One of the newer developments in reptile food has been that of hornworms, also known as Goliath worms. The larvae of the Sphinx moth, hornworms are large, softbodied caterpillars similar in appearance to silkworms. Often viewed as a pest insect—hornworms often feed upon tobacco or tomato plants—hornworms have gained popularity with owners of bearded dragons, leopard geckos, chameleons, uromastyxs and other larger lizards. Hornworms have a naturally high calcium content and are relatively low in fat, which makes them ideal feeder insects for creatures that are having difficulty eating. Because of these factors, retailers may be able to bill hornworms as a premium food, particularly as a treat for their hungry reptiles.

One of the biggest questions a retailer must face is that of live food. While many reptile enthusiasts swear by live feeder mice and rats, the additional space, cost and effort necessary to maintain feeder animals within a store may not be worth the aggravation. However, if an area has enough reptile owners that prefer live food, it may well be worth it to meet the demand of those customers. Again, no big-box store or supermarket will encroach on this market, so a wellstocked store that carries live food has the potential to tap into a cornered market. However, stay focused on the overall demand for feeder animals in your area, and act accordingly.
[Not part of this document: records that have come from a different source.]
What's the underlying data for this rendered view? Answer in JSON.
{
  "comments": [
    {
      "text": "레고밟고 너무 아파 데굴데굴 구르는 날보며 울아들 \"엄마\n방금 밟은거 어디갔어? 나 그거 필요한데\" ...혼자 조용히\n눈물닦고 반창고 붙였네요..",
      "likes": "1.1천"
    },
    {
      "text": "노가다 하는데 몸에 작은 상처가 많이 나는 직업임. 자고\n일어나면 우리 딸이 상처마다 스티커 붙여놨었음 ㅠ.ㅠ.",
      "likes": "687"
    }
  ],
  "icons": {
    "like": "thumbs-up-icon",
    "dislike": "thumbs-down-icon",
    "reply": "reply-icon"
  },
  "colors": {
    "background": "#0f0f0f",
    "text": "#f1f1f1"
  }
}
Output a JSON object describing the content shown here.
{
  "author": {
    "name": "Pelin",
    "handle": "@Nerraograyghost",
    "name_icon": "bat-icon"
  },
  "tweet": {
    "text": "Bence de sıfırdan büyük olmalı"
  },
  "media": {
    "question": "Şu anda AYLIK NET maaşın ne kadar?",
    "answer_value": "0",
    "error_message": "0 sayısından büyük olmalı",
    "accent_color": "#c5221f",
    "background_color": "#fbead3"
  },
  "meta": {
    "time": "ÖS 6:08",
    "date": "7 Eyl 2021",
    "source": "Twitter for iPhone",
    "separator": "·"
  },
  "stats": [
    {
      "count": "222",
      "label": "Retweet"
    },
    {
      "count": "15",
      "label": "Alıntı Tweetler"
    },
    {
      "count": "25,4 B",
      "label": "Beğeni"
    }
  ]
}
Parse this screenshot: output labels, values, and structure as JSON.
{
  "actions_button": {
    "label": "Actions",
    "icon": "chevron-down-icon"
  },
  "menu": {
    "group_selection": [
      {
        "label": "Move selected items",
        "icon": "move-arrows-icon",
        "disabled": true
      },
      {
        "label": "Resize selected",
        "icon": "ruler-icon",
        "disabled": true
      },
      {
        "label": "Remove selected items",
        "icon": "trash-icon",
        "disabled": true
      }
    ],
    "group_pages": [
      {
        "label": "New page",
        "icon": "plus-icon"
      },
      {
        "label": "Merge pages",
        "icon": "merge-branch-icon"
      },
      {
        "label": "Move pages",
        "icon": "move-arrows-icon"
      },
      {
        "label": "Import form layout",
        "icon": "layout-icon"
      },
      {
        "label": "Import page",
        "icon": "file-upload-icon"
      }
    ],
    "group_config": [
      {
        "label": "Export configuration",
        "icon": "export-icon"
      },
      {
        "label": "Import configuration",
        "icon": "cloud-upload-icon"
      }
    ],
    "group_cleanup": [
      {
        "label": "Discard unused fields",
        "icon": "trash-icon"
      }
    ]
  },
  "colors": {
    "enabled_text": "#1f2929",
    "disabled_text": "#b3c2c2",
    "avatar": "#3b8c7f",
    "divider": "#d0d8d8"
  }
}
We’ve said it numerous times since the inception of this column, but it bears repeating: the initial sale of a reptile pet is only the beginning. The majority of a retailers’ interactions with customers, and the majority of their transactions, will not come from animal purchases but rather the purchases of food and other subsidiary purchases. Reptile food is at the core of any pet-store/customer relationship; retailers should ensure that they hold up their end of the conversation!